Kitiran (fan) sudah cukup untuk mengurangi panas/gerah, dan selimut/baju hangat untuk mengusir udara dingin. Tentu saja penelitian harus digenjot untuk menemukan bahan penyekat termal yang bagus dan untuk membuat sel foto-voltaik (pVc) yang efisiensi konversi cahaya → elektriknya besar. Juga penelitian untuk menemukan baterai yang kapasitas penyimpanan energi elektriknya lebih besar daripada baterai (ion) lithium. Hallo, Kemen Ristek-BRIN, LIPI dan BPPT. Hallo juga ITB, UI, UGM dan ITS!!

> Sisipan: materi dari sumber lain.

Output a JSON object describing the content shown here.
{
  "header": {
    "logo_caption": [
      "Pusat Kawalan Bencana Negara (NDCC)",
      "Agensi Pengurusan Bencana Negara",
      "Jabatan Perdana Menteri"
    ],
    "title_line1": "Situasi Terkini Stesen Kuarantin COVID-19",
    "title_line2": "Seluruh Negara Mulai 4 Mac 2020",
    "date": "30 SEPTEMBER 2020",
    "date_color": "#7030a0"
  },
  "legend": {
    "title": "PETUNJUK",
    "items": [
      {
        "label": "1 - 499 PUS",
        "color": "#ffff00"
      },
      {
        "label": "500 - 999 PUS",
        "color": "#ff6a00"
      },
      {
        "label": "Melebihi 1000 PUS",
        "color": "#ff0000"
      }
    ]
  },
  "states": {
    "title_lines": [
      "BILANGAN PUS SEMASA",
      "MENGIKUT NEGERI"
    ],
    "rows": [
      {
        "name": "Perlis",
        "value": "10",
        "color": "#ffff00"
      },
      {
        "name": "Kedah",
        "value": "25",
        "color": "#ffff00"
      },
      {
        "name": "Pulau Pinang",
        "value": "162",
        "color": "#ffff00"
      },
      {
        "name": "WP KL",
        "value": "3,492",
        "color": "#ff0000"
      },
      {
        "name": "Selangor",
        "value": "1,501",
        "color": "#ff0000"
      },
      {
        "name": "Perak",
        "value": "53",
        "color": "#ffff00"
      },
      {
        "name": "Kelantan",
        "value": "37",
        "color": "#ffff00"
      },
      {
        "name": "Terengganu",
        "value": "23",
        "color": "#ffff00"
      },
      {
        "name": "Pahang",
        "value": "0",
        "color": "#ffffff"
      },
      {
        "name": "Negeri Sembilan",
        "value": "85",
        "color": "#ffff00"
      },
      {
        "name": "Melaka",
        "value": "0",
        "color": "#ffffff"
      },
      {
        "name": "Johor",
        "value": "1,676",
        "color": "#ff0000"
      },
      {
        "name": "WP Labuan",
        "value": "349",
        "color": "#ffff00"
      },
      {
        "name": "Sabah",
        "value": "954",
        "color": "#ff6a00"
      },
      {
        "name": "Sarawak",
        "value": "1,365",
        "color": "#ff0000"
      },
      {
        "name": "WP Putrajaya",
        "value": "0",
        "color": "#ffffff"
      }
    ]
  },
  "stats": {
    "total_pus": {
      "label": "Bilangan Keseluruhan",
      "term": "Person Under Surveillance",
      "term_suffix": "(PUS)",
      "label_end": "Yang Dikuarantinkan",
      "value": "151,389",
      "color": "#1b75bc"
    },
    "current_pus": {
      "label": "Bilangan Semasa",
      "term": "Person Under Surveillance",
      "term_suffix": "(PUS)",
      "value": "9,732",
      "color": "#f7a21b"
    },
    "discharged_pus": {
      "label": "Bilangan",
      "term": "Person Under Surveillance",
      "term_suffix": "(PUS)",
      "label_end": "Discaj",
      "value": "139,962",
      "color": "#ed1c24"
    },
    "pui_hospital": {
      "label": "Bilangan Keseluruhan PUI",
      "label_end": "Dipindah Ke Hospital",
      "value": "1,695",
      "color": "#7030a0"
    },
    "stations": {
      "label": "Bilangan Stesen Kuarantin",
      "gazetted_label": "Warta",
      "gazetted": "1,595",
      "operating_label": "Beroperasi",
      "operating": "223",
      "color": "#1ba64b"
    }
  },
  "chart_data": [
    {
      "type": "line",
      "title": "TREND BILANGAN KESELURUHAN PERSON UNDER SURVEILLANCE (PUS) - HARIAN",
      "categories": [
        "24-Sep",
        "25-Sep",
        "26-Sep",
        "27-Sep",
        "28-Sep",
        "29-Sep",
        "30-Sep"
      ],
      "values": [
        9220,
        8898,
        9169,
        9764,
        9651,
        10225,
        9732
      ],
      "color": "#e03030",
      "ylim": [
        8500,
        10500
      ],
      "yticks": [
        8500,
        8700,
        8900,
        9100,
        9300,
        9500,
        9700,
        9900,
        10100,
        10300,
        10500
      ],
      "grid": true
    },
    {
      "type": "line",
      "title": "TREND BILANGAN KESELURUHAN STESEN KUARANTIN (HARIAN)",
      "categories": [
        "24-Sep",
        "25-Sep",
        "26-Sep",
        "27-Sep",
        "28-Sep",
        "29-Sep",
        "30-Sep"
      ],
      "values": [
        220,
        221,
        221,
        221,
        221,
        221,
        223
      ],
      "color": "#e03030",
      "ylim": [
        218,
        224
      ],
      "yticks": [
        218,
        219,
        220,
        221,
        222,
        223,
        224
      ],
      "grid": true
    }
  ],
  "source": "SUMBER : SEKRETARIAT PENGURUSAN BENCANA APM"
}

Pemanas-air untuk umbah-umbah (cuci pakaian, sprei, dls) dan untuk asah-asah (cuci piring, cangkir dls) ada baiknya kalau dipakai, demi kebersihan dan kesehatan, tetapi pengering elektrik untuk pakaian yang telah dicuci lebih baik diganti dengan sampaian untuk menjemur pakaian itu di terik sinar matahari.
Pendek kata, Ditjen EBT-KE harus memberikan perhatian yang sama besarnya kepada baik sisi pasok (supply side), maupun sisi-penggunaan akhir (end-use side). Inovasi pengembangan alat-alat yang meningkatkan efisiensi dan konservasi pembangkitan dan penggunaan energi dapat dipicu serta dipacu dengan lomba-lomba dan sayembara perancangan, misalnya oleh LIPI di ajang LYSA (LIPI Young Scientist Award). Edukasi dan sosialisasinya juga harus terus dilakukan.